MATERIALS: flint walling with stone dressings and a plain tile roof.
PLAN: a nave of five bays with side aisles and two C19 transepts, each of two bays, with a C21 reception area at the western end with curved western walling.
EXTERIOR: window and door surrounds across the building are all of C19 date but appear to follow the original patterns. The south wall, facing Friar Street, has walling of squared flints with stone quoins. A plinth with chamfered ashlar top skirts the building. A doorway at the left has double plank doors and a surround with a series of hollow chamfers and hood mould with foliate end stops. To right there are two windows of three lights with traceried heads with reticulated tracery and segmental heads. The roof slope above has a series of five, small triangular lights with wooden tracery panels. The southern transept to the right of this has a central window to its gabled end of four lights with intersecting tracery to the head. The flanks of the transept have three-light windows with intersecting tracery to their heads.
The eastern end has the intended chancel arch at its centre, bricked up with red bricks which have been colour-washed. Around this arch, the walling is of red bricks, laid in header bond with flint walling beyond. In the gable is a circular window with stone surround, enclosing three quatrefoils and to the apex is the gabled bellcote with three cusped openings for the bells. At either side are pairs of three-light windows to light the transepts, set in flint walling and with interlacing tracery to their heads, as before.

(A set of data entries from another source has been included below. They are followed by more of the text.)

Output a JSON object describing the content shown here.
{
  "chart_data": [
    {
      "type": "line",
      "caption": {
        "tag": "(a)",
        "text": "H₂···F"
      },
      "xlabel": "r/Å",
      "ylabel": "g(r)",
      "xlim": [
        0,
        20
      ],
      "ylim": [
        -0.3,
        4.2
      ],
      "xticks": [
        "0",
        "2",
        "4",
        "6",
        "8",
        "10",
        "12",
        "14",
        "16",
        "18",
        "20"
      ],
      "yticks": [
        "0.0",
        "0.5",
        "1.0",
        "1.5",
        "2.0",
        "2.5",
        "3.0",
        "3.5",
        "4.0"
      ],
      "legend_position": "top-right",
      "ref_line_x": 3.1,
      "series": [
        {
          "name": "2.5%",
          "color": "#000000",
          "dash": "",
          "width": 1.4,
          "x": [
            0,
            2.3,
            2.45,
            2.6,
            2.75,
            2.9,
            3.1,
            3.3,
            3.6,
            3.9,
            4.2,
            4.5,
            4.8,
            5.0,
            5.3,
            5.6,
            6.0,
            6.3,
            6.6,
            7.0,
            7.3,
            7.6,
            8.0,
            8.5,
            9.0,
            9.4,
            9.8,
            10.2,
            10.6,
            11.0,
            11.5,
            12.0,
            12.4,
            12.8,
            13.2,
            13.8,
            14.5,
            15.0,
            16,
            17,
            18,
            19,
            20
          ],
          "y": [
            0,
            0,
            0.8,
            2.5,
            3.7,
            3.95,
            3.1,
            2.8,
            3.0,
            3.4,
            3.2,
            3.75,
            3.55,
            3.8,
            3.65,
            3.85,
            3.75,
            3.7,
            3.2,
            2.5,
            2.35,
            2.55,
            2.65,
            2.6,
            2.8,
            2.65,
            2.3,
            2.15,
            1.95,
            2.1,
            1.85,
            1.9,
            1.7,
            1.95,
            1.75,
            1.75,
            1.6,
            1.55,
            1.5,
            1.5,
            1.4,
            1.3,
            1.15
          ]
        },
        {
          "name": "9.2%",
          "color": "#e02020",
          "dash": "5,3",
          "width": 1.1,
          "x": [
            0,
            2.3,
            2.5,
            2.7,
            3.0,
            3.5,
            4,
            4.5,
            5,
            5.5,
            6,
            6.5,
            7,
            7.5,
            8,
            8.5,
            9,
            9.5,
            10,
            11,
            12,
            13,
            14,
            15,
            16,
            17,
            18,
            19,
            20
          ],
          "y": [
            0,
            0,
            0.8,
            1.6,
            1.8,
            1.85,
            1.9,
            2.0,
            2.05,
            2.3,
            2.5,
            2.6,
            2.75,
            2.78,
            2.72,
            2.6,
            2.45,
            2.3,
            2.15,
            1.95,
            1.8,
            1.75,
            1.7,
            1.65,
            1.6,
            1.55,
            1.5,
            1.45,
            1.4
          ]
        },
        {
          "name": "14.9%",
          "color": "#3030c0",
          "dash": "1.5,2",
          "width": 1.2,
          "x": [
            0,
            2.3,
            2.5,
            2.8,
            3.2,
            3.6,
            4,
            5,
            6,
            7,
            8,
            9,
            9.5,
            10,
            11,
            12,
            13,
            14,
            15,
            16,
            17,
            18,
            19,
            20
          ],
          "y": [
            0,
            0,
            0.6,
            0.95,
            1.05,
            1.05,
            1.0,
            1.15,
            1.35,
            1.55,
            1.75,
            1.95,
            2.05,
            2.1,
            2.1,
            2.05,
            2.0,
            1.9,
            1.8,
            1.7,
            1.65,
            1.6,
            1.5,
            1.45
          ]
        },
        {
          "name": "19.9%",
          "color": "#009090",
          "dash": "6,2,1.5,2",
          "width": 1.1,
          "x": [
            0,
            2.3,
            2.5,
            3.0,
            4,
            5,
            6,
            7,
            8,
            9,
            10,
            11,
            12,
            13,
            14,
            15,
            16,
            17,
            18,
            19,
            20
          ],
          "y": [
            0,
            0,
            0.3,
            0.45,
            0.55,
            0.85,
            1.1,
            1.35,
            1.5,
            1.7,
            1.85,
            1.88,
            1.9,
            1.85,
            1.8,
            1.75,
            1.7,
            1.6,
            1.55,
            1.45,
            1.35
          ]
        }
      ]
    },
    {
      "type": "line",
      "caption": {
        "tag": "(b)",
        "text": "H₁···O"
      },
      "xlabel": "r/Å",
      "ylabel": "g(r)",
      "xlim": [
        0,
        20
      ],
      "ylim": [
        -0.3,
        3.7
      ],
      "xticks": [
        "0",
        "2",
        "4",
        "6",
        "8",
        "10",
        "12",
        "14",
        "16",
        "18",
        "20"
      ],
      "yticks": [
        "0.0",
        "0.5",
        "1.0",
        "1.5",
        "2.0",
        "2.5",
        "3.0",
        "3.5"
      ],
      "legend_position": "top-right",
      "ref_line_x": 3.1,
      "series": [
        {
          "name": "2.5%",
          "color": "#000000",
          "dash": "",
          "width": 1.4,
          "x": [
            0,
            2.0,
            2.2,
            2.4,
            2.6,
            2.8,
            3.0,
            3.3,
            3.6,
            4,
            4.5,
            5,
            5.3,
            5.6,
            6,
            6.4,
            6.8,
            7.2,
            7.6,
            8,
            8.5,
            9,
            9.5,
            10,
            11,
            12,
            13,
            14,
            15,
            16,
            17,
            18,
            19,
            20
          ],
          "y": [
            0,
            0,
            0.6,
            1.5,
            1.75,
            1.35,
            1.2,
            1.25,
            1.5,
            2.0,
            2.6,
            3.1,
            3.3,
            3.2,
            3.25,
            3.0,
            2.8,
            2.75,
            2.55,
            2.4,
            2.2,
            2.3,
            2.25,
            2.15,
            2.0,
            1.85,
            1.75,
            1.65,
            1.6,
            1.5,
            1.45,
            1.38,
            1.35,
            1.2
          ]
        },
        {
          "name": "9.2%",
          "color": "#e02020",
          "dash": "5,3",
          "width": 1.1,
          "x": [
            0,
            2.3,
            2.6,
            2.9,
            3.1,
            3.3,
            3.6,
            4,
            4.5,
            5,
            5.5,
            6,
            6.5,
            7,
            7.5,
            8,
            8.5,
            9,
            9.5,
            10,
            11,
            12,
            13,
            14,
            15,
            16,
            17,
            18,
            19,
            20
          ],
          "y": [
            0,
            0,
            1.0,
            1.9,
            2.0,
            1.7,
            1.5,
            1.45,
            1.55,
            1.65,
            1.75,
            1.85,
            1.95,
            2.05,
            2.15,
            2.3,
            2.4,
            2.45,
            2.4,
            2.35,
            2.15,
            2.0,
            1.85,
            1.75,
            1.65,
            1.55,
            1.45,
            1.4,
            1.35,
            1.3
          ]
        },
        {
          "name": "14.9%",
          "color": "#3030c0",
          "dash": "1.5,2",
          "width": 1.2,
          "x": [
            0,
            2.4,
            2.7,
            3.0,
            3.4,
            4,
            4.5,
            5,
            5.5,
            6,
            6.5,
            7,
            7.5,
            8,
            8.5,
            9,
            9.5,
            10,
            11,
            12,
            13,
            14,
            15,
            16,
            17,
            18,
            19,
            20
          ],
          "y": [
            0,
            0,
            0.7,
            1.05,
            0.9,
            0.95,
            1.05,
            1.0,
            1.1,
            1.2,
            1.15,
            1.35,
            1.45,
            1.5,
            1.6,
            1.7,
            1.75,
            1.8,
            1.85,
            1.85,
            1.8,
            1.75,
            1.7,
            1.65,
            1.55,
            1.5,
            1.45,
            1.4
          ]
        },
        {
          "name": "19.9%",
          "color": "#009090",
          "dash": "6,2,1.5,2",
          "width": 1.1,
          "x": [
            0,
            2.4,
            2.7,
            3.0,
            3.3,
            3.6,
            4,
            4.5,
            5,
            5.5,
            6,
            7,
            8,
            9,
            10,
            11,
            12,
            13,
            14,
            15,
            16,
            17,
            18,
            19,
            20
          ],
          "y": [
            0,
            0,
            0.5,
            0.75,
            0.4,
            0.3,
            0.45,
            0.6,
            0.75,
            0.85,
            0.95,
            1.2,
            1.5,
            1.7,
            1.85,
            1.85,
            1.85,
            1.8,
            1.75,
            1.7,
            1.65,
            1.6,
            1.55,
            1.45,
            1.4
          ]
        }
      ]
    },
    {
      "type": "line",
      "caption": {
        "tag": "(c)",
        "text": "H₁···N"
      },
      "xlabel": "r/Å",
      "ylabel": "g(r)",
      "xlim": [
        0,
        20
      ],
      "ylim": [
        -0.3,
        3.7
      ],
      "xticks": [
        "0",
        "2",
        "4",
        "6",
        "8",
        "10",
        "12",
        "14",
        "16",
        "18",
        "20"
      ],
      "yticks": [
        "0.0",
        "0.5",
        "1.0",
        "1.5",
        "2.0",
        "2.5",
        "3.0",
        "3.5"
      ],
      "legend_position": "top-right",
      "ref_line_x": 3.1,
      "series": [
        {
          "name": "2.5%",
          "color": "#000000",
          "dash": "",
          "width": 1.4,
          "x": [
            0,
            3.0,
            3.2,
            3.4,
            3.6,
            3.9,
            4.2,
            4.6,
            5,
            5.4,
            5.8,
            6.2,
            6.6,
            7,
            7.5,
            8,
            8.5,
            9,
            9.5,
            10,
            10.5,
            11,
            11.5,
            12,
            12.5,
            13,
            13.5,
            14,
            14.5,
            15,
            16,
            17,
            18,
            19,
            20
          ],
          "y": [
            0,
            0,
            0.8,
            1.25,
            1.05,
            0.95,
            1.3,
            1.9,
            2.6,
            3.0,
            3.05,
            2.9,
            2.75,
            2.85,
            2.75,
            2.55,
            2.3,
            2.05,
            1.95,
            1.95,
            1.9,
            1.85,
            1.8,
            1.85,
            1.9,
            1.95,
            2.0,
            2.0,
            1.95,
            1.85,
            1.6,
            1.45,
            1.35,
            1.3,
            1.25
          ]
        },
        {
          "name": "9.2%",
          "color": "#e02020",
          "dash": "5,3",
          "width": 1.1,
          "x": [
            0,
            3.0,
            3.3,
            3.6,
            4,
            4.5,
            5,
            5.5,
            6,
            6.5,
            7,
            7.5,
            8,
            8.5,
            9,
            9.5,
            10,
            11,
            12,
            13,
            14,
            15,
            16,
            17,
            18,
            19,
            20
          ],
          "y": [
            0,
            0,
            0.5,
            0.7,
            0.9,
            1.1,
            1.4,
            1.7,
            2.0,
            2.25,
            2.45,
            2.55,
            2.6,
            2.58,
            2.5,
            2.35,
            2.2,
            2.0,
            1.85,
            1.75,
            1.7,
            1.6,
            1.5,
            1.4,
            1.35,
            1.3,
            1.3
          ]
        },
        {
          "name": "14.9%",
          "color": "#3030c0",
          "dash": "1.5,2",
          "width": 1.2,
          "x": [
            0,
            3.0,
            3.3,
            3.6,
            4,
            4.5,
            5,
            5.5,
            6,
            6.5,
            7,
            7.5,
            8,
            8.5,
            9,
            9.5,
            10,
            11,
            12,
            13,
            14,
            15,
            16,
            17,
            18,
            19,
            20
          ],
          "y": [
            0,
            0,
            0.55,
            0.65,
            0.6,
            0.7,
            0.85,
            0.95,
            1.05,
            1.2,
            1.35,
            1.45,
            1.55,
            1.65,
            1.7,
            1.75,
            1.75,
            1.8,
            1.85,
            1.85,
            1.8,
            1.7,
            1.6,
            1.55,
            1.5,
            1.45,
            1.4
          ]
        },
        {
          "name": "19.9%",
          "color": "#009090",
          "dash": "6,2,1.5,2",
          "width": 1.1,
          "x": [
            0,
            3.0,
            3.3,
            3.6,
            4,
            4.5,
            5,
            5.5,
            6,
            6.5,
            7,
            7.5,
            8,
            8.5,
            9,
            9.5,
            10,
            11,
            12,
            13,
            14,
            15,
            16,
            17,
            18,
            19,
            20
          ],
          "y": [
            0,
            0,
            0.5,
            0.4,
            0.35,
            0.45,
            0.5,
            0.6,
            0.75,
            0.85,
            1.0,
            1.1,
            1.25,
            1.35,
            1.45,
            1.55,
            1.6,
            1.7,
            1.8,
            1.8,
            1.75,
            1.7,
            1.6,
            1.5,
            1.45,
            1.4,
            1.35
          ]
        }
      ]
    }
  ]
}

The northern is similar to the southern side, but the walling is of knapped and not squared flints. C20 extensions have been placed against the lower walling and block the lower lights of the windows along this side which conform to the same pattern as those on the south of the building. The whole of this eastern wall was built in 1862, partially replacing earlier fabric at the centre which had become unsafe.
The western side has a central window of five lights with reticulated tracery to its head. This contains some original elements but, as with much of the tracery across the building, is of C19 date, but following the patterns seen in C18 and C19 prints of the building. At either side are buttresses with offsets. To the front of this side is a projecting, single-storey extension of 2021, housing a reception area with coffee and bookshops. This has plate glass windows of full height and at the centre is a portal with angled surround.
INTERIOR: the nave is flanked by aisle arcades of five bays of which the easternmost bay is shorter than the others. These have attached, semi-circular columns to each side with sharply-angled fillets set between. The bases have water-holding mouldings and bell capitals support a series of hollow-chamfered arches. Two columns still show evidence of the initials inscribed by inmates when the building was used as a prison. The roof structures of the nave and aisles are C19 and have ashlar posts, cusped wind braces and, to the nave and transepts, tie beams and king posts with arched braces.
C19 furnishings include the pulpit and font of Caen stone, the series of wall monuments and the elaborate wrought iron brackets of the late-C19 gasoliers which were converted to electroliers in 1930 and fitted with new suspended lights in the early C21. The reredos was designed by William Ravenscroft (see Sources: SM Gold). The organ in the north transept is a replacement fitted in 1888 with a case of 1894.
The area below the western window has been remodelled to accommodate a pair of double doors. The floor was raised in 2000 and is now of white ceramic tiles. At the eastern end beneath a raised platform is an immersion font of cruciform shape. Medieval floor tiles, which were found on site as the building was reinstated as a church, are displayed in a case on the northern wall and show images of hares, stags, dogs and geometrical patterns.